Zachary and Amanda grew up together on neighboring ranches in Colorado. After her mother's tragic death, her paternal grandfather brought her to live with him on the Double-D. Zachary and his two younger brothers lived with their parents on the Circle M. Amanda's grandfather became Zachary's mentor and confidante.
Several years later, Amanda and Zach were devastated by the news that her grandfather had terminal cancer. An attempt at consoling each other evolved into a moment of passion. Amanda became pregnant and the two were married. Shortly thereafter, Jake Daniels died and Amanda miscarried after a riding accident. Spiraling into a deep depression, she left the Circle M and threw herself into her design business 160 miles away in Denver. Zach decides she needs time and space to deal with her grief.
The divorce papers force Zach to realize that perhaps he has given Amanda too much time and space. He loves her, wants to save their marriage and eventually convinces her to give him a year to make it happen. Further to that end, he moves into her apartment in Denver and commutes between the Circle M every day. All Amanda has to do is be home and have dinner ready once he gets there. Talk about a marriage of convenience!
As a subplot, the author has included the issue of domestic violence and how it impacts the survivors. Amanda is afraid to love Zach because her mother accepted her father's abusive behavior as part of their "love." However, Amanda has at least four strong examples of nonviolent, loving and long-lasting relationships that she conveniently overlooks in her own abuse of Zach's feelings.

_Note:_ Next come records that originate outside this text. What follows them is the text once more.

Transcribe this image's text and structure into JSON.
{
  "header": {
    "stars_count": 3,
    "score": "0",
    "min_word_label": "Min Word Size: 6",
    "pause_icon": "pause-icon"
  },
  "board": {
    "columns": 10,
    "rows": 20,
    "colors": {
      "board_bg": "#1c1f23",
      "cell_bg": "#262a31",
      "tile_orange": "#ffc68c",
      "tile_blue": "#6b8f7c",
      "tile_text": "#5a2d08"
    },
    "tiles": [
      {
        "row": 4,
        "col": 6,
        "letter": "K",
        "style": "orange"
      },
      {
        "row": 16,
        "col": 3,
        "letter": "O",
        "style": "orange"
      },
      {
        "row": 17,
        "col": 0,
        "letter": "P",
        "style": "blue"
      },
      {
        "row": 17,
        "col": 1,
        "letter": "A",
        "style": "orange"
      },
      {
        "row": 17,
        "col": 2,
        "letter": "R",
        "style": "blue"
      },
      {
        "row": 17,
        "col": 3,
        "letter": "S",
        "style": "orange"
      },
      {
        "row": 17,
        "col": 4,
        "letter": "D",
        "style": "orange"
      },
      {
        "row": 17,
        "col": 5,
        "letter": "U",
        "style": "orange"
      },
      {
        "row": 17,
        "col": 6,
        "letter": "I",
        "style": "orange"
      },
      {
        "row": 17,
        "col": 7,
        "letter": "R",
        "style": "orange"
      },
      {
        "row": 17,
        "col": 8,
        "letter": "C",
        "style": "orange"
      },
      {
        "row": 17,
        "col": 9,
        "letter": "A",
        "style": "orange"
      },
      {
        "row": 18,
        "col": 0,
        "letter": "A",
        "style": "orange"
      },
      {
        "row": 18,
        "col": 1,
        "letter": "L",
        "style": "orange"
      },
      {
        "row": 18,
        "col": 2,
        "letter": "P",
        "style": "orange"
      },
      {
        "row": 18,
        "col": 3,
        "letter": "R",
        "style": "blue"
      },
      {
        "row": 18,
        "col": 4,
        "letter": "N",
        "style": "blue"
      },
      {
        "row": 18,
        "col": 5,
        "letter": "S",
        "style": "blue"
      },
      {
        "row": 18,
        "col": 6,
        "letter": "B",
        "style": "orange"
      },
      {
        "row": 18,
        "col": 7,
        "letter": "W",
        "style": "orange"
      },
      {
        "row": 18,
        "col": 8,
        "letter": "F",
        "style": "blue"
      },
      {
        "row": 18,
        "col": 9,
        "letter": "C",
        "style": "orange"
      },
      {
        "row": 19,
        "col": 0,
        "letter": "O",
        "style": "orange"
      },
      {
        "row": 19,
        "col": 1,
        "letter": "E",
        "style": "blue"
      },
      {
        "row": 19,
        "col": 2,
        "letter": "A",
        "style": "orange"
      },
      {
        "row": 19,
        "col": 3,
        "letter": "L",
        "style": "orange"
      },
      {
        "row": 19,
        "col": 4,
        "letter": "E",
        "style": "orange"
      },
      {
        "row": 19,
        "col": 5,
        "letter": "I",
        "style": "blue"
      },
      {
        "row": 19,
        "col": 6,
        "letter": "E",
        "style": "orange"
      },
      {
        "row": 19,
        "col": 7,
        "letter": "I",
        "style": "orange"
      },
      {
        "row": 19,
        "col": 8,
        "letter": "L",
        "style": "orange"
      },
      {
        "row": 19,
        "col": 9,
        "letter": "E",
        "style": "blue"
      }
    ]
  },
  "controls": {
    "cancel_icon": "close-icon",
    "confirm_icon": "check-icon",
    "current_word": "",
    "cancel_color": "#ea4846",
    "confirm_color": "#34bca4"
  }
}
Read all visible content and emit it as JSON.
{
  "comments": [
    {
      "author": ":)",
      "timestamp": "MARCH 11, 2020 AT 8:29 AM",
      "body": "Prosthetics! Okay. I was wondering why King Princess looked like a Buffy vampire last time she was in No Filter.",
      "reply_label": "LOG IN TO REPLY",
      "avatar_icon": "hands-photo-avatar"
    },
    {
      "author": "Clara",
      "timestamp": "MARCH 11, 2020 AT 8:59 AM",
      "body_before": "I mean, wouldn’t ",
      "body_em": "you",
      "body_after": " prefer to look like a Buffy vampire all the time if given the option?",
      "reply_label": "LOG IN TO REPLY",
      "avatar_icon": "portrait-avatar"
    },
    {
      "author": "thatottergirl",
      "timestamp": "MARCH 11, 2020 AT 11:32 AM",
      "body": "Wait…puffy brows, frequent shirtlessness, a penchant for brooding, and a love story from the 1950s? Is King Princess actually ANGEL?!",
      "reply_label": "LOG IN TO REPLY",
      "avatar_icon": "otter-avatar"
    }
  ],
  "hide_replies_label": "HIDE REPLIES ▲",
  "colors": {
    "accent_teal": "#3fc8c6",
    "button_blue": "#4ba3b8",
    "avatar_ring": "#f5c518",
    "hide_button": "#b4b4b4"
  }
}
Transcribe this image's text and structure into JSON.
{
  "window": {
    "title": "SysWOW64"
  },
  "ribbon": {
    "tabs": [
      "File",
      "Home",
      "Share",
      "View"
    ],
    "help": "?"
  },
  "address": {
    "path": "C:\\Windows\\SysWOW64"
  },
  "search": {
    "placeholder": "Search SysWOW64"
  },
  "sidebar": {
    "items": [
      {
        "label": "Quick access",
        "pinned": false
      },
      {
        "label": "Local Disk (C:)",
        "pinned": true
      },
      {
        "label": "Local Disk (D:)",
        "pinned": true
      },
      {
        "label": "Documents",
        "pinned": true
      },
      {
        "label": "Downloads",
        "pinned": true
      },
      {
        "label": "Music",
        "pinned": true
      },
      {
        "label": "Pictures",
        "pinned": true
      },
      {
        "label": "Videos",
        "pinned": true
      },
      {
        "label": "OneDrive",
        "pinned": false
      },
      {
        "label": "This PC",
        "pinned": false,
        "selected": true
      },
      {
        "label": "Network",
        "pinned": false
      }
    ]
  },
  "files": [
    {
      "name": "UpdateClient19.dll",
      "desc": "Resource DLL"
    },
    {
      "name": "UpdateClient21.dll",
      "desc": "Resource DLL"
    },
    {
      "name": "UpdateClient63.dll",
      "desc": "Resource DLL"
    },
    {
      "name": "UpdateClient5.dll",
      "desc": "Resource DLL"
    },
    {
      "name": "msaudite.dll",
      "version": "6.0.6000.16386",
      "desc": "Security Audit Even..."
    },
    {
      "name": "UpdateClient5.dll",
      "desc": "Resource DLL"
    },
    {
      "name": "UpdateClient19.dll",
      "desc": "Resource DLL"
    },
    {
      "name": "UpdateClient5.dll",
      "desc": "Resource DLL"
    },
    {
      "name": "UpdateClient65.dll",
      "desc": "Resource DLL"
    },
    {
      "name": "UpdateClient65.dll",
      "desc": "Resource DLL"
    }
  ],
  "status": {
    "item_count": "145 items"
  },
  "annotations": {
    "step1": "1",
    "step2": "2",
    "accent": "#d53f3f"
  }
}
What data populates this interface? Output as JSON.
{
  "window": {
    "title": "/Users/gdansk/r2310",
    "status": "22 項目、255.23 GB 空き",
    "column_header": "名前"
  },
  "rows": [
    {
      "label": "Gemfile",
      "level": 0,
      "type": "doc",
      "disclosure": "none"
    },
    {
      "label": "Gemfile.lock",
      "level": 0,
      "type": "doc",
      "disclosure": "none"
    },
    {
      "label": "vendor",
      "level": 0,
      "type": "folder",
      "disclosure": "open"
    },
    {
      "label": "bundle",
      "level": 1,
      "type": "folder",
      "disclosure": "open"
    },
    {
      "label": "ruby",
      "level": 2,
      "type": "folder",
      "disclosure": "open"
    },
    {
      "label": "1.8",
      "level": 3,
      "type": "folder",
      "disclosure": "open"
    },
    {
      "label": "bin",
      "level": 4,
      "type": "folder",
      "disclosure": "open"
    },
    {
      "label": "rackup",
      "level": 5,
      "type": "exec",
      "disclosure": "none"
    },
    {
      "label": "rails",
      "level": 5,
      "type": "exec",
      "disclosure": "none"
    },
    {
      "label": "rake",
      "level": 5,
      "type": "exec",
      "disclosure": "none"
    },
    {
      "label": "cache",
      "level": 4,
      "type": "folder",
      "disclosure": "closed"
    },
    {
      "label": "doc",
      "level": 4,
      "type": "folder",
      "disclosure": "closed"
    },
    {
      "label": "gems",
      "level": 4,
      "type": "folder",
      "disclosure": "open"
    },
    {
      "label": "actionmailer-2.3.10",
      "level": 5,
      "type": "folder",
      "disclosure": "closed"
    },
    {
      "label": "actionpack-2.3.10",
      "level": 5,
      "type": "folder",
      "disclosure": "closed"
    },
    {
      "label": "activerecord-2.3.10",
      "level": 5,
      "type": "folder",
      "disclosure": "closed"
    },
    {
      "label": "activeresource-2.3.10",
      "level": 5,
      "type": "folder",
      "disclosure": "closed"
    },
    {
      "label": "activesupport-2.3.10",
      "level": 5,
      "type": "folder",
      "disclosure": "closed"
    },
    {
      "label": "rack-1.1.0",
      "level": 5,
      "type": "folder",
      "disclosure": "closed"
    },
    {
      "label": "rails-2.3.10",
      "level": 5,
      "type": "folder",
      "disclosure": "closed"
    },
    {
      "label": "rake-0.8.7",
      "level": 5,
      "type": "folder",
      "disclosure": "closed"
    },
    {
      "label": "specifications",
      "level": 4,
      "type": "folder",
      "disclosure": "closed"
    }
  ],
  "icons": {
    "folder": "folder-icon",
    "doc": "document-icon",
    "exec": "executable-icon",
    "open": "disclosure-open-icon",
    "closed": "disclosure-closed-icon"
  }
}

Amanda Ann Daniels McFadden is a 28-year-old entrepreneur who has built a successful design studio and has spun off a syndicated television program and home accessories line. However, she is TSTL. While a heroine may be vulnerable, she should not be so flawed that readers lose respect for the hero for wanting her. Zach is a strong hero who spends most of the novel begging a woman - whom he has not wronged - to return to him. At one point, I didn't really mind that Amanda's meddling mother-in-law had found a replacement for her.
For her part, Amanda never considers that Zach has lost a child, a mentor and a wife and shows no compassion for his losses. While she steadfastly tends to her design business, she has abdicated her responsibility to her beloved grandfather's legacy and has left the ranch and the employees to fend for themselves.
When a Man Loves a Woman combines very predictable plot elements with clichéd characters - the mother-in-law from Hell, the-lady- in-waiting and the abusive father. The "she loves him, she loves him not" aspect of the book slows down the pace of the 352-page book considerably. In addition, the ending and resolution of each of the conflicts are too pat.
Bette Ford is an author whose work I usually enjoy. Her novels of complex characters and sensuous love scenes are must-reads for me. I am at a loss to explain what happened this time.
And, while I cannot recommend When a Man Loves a Woman, I strongly suggest After Dark. It is, in my opinion, a five-heart read that combines the best elements of her work. If you've never read a Bette Ford romance, After Dark is an excellent place to start.